Los dedos del administrativo se deslizaban
vertiginosamente sobre el teclado mientras sus ojos ya estaban dirigidos a la
ventanilla.
-Buenas tardes ¿le puedo ayudar?- Preguntó a la mujer que se
acercó inquieta con un niño en brazos.
-Sí, mire usted cómo se le está poniendo la cara a mi Iván,
toda llena de granos.- Respondió ésta mientras mostraba el lado derecho del
rostro de “su Iván”, completamente enrojecido y plagado de pústulas que se
veían brotar por momentos, mientras, con modos de contorsionista profesional,
entregaba a duras penas la tarjeta sanitaria.
-Mamá, me pica mucho, me pica mucho, me pica mucho, ...-
Repetía la criatura, de unos cinco años, mientras trataba de zafarse del abrazo
inmovilizante de su madre para rascarse compulsivamente.
La madre recolocó con dulzura los brazos del niño alrededor
de su torso y le susurró con amor –Ya sé que te pica mucho, cariño, pero
aguanta un poquito, cielo, no te rasques para que no te queden señales; verás
como enseguida te ponen algo para que se te pase.-
Un simpático celador, que mascaba chicle como si le fuera la
vida en ello, acarició levemente el pelo de “su Iván” y acompañó a éste y a su
madre a la sala de espera de Urgencias. El niño sollozaba en su desesperación.
La sala de espera estaba habitada por el catálogo completo
de personajes que dicta el Protocolo de Salas de Espera de Urgencias dictado
por el ministerio. A saber:
Una anciana medio dormida en un sillón, que respiraba con
dificultad; una señora locuaz, con el gotero instalado en el brazo derecho, que
bailoteaba el izquierdo como un director de orquesta mientras contaba a tirios
y troyanos su cólico nefrítico; una niña de uniforme en una silla de ruedas,
con un pie descalzo y el tobillo hinchado como un odre, acompañada de una monja
con cara de fastidio; un señor enjuto, con mascarilla de oxígeno, que miraba
nerviosamente el reloj cada quince segundos reprimiendo su ansia de salir a
fumar y el dúo formado por Iván y su amorosa madre que se instalaban en las
sillas del rincón. A primera hora de la tarde no había demasiado jaleo.
El pediatra de guardia hizo un gesto con la mano a la madre
de “su Iván” y ésta se levantó como un relámpago para seguirle por el pasillo.
-Vamos a examinar al chico ¿sabe usted su ha tocado algo
tóxico o ha comido algo que le haya hecho esa reacción?- Preguntó el pediatra
con solvencia profesional.
-No, nada raro.

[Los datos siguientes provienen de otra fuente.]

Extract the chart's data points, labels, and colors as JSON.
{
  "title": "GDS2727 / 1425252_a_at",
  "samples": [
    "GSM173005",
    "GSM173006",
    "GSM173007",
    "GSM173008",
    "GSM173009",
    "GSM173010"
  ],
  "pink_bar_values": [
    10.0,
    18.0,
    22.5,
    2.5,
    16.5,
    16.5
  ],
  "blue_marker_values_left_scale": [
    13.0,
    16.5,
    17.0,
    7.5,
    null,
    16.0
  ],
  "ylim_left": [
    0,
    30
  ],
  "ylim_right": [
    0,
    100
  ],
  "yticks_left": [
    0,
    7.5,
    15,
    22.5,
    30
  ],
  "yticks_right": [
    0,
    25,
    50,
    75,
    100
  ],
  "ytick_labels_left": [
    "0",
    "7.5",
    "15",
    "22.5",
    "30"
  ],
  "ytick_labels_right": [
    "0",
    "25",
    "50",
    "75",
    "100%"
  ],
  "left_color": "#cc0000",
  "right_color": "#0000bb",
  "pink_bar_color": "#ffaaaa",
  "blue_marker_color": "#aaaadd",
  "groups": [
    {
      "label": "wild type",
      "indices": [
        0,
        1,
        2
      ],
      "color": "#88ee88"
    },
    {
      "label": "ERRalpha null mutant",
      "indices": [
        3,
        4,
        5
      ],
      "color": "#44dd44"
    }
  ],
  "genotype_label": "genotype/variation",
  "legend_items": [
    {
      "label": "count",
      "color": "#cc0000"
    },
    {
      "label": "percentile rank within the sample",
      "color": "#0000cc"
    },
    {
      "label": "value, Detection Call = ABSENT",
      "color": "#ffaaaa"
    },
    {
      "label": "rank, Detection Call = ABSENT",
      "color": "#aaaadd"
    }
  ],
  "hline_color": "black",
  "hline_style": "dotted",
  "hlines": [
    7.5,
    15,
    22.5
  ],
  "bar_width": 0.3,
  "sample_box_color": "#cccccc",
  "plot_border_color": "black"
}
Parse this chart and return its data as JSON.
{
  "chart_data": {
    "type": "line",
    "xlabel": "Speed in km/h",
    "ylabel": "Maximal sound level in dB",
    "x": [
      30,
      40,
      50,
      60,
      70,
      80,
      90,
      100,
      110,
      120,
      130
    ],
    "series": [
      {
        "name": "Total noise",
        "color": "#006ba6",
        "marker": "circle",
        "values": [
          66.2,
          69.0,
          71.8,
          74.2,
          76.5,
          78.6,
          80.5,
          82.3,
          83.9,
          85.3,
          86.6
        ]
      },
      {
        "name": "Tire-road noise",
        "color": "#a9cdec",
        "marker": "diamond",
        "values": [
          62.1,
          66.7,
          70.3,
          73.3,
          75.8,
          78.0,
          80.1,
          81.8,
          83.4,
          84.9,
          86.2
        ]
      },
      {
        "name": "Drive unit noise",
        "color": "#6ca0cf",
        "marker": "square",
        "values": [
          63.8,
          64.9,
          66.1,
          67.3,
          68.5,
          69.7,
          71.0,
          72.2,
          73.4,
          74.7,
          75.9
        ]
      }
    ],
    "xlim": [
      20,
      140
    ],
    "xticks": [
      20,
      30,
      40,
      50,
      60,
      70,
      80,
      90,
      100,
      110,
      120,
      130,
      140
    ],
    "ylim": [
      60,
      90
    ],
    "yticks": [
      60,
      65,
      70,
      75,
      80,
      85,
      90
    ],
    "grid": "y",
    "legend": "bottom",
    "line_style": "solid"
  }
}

Hemos hecho lo de siempre: Fui a buscarle al
cole y nos acercamos al huerto, que nos pilla de paso camino de casa, a saludar
a mi padre que estaba recogiendo algunas verduras aunque, ahora que lo dice...-
Dejó colgada la frase mientras miró fugazmente al techo abriendo la boca como
quien repara en algo evidente que no había visto pese a tenderlo ante los ojos.
-¿Qué?- Dijo el pediatra encogiéndose de hombros, intrigado
por la pausa dramática.
-Pues que ya sé lo que ha pasado: Había un grupo de
trajeados hablando con mi padre y, sin mediar provocación, apareció un tío con
barba de entre las alcachofas, me arrebató al niño, todo baboso lo besó ante
las cámaras y me lo devolvió balbuceando no sé qué de los malos.
-Acabáramos- Respondió aliviado el pediatra –Esto es una
dermatitis atópica, factor C. E., es decir, provocada por la campaña electoral.
Abunda mucho este año. Un poquito de
agua y jabón, una crema para el picor y en un par de horas estará como nuevo.-
-Uff, gracias, no sabe usted lo que me tranquiliza- Hablo la
madre mientras cogía aire.
El pediatra se paró, la agarró del brazo, y exclamó
preocupado: -¿Se han acercado a usted para algo?-
-Sí, vino todo el grupo y me dieron la mano, unos papeles y
una gorra azul- Dijo ella con cierta crispación.
Y concluyó el pediatra: -Rápido, mire si lleva el monedero-
-¡Dios mío!- Rebuscaba y rebuscaba inútilmente en el bolso.